Apalah yang spesial pikirku sampai Bapak Tua tadi begitu semangat
mempromosikannya.
"Hey, Nak!
Sini! Sudah dari tadi bapak tunggu. Mas, tolong teh manis hangat 1 lagi."
teriak bapak itu yang memecah keramaian jam makan saat itu.
"Kenapa
Bapak menunggu saya? Apa spesialnya saya sampai Bapak rela membuang-buang waktu
untuk saya?"
"Ini
bukan soal seberapa spesialnya Adek atau betapa berharganya waktu saya yang terbuang.
Ini hanya soal nostalgia. Ini soal sebuah cerita lama. Bapak seperti teringat
jaman muda bapak saat melihat Adek di ujung tangga tadi. Persis di tangga itu,
persis dengan cara duduk seperti itu, dan mungkin saja persis dengan masalah
yang sama, masalah hati. Adek habis patah hati? Baru saja diputuskan tanpa
alasan yang jelas?"
Peramal kah bapak
ini? Cenayang kah? Hebat sekali bapak ini membaca pikiranku. Tahu dari mana
dia? Merinding aku saat bapak itu menerka-nerka apa yang terjadi padaku.
"Ya, dari
wajah kagetmu jelas sudah jawabannya."
Tanpa
menunggu lama bapak itu memesankan aku segelas teh manis hangat dan
mempersilahkanku memilih makanan. Aku memang lapar. Jadi, ya apa salahnya
sekedar makan bersama. Toh tujuan kami sama di sini, mengenyangkan perut.
Kami pun
duduk berhadap-hadapan. Sepenglihatanku menu yang dimakan oleh Bapak Tua itu
hanya nasi, sayur sop, tempe goreng, dan tahu goreng. Tapi, begitu lahap dan
semangatnya Bapak Tua itu makan. Apa enaknya menu sesederhana itu pikirku?

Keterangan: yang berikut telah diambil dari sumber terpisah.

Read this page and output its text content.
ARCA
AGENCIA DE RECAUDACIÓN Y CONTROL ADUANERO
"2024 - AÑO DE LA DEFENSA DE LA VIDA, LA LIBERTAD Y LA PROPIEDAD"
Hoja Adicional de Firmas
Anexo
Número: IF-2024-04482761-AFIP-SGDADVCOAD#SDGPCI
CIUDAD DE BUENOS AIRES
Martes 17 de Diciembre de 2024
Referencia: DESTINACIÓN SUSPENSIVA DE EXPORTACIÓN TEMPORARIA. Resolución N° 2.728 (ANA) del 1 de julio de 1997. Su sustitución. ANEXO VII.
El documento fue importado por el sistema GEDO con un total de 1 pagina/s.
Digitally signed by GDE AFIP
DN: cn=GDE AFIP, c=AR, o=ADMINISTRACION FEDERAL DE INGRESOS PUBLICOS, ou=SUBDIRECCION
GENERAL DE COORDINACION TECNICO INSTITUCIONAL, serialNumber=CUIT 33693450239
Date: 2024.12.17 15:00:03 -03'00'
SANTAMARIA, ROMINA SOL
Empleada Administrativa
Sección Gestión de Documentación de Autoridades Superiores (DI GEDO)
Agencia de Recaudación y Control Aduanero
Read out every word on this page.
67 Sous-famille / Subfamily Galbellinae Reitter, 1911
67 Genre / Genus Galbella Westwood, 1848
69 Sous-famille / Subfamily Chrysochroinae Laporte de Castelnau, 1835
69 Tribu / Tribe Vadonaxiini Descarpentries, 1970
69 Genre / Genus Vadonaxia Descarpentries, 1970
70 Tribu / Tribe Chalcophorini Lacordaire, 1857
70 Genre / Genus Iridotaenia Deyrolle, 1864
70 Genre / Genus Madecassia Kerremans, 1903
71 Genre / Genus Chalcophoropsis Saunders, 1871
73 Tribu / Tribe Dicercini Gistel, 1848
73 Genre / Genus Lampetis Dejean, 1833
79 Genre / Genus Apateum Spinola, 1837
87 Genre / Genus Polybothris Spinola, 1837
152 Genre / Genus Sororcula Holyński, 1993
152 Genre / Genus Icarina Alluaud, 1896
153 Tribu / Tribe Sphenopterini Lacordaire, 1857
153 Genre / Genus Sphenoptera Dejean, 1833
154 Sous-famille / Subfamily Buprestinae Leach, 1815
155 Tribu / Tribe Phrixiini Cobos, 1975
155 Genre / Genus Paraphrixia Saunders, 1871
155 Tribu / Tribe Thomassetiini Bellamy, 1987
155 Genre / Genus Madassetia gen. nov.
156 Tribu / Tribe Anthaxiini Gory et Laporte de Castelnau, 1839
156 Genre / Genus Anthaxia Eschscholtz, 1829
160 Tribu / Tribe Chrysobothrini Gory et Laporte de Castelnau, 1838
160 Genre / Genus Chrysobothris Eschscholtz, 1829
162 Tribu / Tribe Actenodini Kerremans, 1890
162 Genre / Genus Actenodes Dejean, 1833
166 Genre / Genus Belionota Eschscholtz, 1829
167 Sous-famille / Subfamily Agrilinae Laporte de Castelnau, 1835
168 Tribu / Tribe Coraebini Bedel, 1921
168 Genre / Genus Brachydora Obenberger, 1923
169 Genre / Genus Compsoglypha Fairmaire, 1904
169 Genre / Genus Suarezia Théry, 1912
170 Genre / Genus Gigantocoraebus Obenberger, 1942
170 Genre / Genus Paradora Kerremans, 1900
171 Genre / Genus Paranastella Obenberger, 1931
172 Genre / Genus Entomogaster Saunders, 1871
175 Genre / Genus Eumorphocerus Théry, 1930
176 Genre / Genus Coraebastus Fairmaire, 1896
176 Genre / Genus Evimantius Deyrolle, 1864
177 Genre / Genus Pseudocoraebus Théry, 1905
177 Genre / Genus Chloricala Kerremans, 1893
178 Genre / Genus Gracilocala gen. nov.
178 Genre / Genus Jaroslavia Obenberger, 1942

Walaupun menu makanku tidak lebih menyedihkan, hanya nasi seperempat dan ayam
goreng. Lebih mewah memang, tapi menu itu tercampur aura senduku sehingga yang
terlihat adalah menu makanan yang mengenaskan.
"Makan,
Nak. Jangan terlalu banyak melamun di sini. Ini rumah makan. Bukan gua tempat
bertapa. Lihatlah orang di ujung jalan itu. Untuk makan pun mereka harus
meminta-minta dahulu. Itupun kalau tidak dipalak preman."
"Oh.
Iya, Pak. Terima kasih. Mari, Pak." aku lagi-lagi hanya menjawab sepatah
saja karena kaget.
"Alhamdulillah.
Koki di sini tidak pernah mengecewakanku sejak dulu. Hahaha. Perut kenyang hati
pun lega. Sembari kamu makan, ijinkan Bapak Tua ini sedikit bercerita."
Aku hanya
mengangguk pelan sambil bersusah payah melawan keenggananku untuk makan. Bukannya
tidak lapar, tapi urusan hati ini bikin kusut. Lenyap nafsu makanku seketika
saat teringat wajahnya.
"Dulu
aku juga duduk di sana saat aku patah hati. Persis termenung seperti Kamu tadi
itu, tidak ada semangat hidup, bercampur kesal, semua aura negatif itu beradu
di sana. Tidak lama datang seorang tua yang menyapaku. Ia menyodorkan sepotong
roti."
"Mungkin
kau lapar, Nak? Ini bapak ada roti. Siapa tau bisa mengganjal perutmu."
"Kamu
tau apa reaksiku saat itu? Aku dulu lebih kejam daripada kamu yang menatap
kosong dan menjawab dingin. Aku menoleh pun tidak dan bapak itu hanya
meletakkan sepotong rotinya di samping tangga. Mungkin dia berharap aku
mengambilnya."
Aku tanpa
sadar terhisap oleh alunan kisah Bapak Tua ini. Tanpa terasa inilah suapan terakhirku.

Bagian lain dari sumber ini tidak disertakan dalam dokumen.